Bosch researches and develops connected and intelligent systems for sectors including automotive, industry, energy and building, as well as consumer goods.
He described AI as "a new concept that brings about a transformation in our understanding of things."
AI CREATES JOBS, BUT TRAINING IS KEY
Marco Bentivogli, the founder of Base Italia cultural association and a former secretary general of FIM-CISL steelworkers union, said that "the absence of technology is what destroys jobs" and not the other way around.
"In terms of the density of robotics with respect to population density, the countries with the highest rate of robotics per population are Singapore, South Korea, Japan, and Germany," said Bentivogli. "These are the countries with the highest number of robots installed per inhabitant, and they are also the countries with the lowest unemployment rates."
Technologies such as AI "do have a disruptive effect, but the time it takes to adjust to this radical change always depends on how much preparation and groundwork has been done beforehand -- and the best way to prepare is education and training," Bentivogli explained.

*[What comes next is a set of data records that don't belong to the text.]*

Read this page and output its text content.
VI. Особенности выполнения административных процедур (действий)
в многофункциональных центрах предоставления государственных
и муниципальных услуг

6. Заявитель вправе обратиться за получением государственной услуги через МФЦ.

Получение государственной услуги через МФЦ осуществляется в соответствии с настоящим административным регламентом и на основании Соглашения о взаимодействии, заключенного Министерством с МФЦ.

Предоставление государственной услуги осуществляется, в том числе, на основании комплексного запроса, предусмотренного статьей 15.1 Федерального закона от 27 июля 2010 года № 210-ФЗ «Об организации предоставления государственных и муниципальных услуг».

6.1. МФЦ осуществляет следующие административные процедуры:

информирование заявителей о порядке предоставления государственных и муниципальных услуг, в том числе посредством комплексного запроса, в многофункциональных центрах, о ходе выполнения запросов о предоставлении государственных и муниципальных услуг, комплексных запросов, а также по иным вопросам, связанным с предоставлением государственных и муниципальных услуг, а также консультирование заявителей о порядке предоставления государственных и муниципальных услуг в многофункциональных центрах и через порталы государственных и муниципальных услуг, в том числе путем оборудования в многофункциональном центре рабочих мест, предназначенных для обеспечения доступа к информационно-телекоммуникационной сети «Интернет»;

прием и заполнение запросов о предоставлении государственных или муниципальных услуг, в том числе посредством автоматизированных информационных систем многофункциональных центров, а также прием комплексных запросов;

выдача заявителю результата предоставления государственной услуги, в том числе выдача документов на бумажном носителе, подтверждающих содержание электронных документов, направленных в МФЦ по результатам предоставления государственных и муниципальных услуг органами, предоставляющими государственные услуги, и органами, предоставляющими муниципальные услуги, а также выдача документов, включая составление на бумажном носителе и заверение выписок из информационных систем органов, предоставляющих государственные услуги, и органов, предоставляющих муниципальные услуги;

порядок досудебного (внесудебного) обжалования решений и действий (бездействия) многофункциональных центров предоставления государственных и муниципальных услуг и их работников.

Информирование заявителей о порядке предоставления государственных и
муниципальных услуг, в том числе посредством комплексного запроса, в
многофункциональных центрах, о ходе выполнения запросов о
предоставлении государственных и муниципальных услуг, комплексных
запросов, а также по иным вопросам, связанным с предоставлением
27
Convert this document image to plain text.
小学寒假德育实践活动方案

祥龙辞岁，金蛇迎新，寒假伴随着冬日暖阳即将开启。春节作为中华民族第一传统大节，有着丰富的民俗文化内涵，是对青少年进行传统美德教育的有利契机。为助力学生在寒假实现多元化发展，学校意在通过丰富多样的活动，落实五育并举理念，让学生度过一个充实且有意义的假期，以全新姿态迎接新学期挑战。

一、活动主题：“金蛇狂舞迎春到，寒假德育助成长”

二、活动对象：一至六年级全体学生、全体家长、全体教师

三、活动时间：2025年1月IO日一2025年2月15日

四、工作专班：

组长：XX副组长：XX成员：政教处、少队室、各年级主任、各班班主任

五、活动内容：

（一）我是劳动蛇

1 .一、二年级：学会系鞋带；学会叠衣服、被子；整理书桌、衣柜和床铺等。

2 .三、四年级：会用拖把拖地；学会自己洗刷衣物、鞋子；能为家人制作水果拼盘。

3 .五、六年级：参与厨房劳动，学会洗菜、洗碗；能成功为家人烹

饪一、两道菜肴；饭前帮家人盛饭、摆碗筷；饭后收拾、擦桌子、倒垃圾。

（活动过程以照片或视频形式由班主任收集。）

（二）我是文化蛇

Valerio Romano, managing director of Accenture Technology, said that his company, which deals with consulting, digital innovation and technological advancement and employs over 16,000 people in Italy, has invested 1 billion U.S. dollars in workforce training.
"It is not enough to invest in new technology, as most companies are doing," Romano said. "These investments must go hand in hand with investments in training."